Чудеса тоже происходили. Парень рассказывал, что во сне видел рядом с собой Николая Чудотворца. Через несколько дней мать ему в письме написала, что накануне ходила в монастырь, службу специальную заказала и просила батюшку за него молиться. Может, и жив он остался, благодаря их молитвам, кто знает. А еще поразительный случай был, один армеец змею со змеенышами прикармливал, и вот однажды она подползла к нему и зашипела, да так агрессивно, что тот вынужден был отступить. Она будто гнала его за пределы лагеря, от которого через несколько минут почти ничего не осталось. Я тоже несколько раз висел на волосок от смерти, из плена бежал… Но домой все же вернулся.

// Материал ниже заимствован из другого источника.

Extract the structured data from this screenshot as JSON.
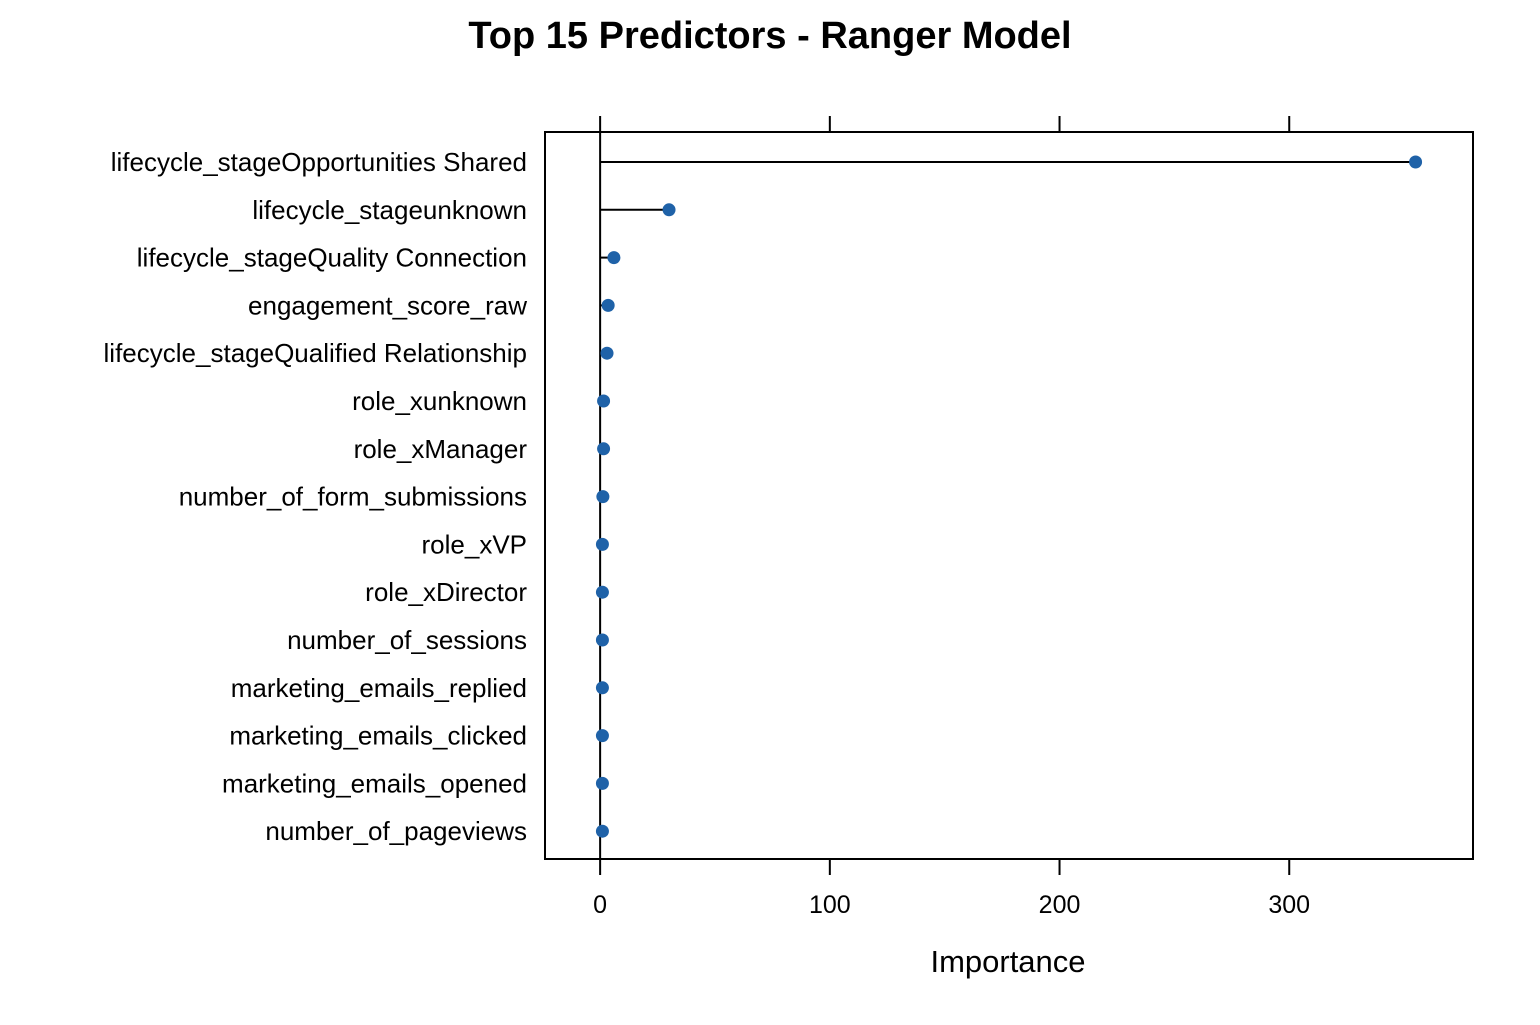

– Эту радость даже представить трудно…
– Да, приехал счастливый, живой ведь. Сидим с отцом за столом, я ему говорю: там война, батя, а он мне: не ври, и матом, мол, в газетах и по радио ни слова об этом, значит, нет никакой войны. И такая обида меня взяла, не слов я хотел, а правды. Так что и родители по-всякому встречали. Жена от меня ушла, школьные друзья жили совершенно другой, уже чужой для меня жизнью. У них в голове дискотеки какие-то, а я по ночам вскакивал в холодном поту и автомат искал под подушкой. Еду в троллейбусе, мне душно, тесно, воздуха не хватает, скажет кто грубое слово, меня бросает в амбиции: я за вас столько отдал, а вы… Пригласили девчата на вечер встречи в школу, а я танцевать разучился, музыка странная, вспоминаю тех, кто остался еще служить, кто под пулями в укрытии сидит, и тех, кто уже никогда танцевать не будет. Заплакал, как мальчишка. Оказалось, что в своей стране, в мирной жизни я вроде бы лишний. Понял, что самое трудное не там, в Афгане, а теперь, на гражданке. Иногда просто нервы не выдерживали от кутерьмы, бестолковщины, мышиной возни чиновников.
Сначала об этой войне ни слова, а потом стали создавать общественные организации: Ассоциации афганцев, Союзы матерей, появилось множество вокально-инструментальных ансамблей, нас приглашали в школы, дарили цветы, аплодисменты. Пришлось пройти испытание славой. А зачем? Какой ценой? Войну ту назвали ошибкой, политическим просчетом. И тысячи погибших парней стали статистикой.
– А как сложилась твоя жизнь после?
– Сослуживец, афганец, помог мне устроиться механиком на корабль в Рижское пароходство, экипаж подобрался хороший, во многих портах мира причаливался. В Риге квартиру получил, второй раз женился. Только успокоился, как началась борьба за самостоятельность прибалтийских республик. Латыши перешли на латышский язык, русские школы закрывают, в магазинах отворачиваются, соседи за спиной шепчут: уезжай в Россию, у вас есть своя историческая Родина, а у нас другой земли нет. В Латвию стали съезжаться латыши из Сибири, Казахстана, понятно, им нужна работа, квартиры, детские сады. А где взять? Надо вытеснить нас. Мило улыбаясь, кулак в карманах держат. Официально ко мне претензий не имели: хочешь – живи, учи язык, олатышивайся, но психологически было очень трудно. От сочетания внешнего лицемерия и внутренней ненависти просто корежило. Надо отдать должное, они умеют создавать атмосферу выживания: начинали тебя просто игнорировать, интеллигентно презирать. Холодный народ. Национализм – вообще очень опасная штука. Латышей я тоже не осуждаю, их мало осталось, пусть возрождаются, но только почему за мой счет?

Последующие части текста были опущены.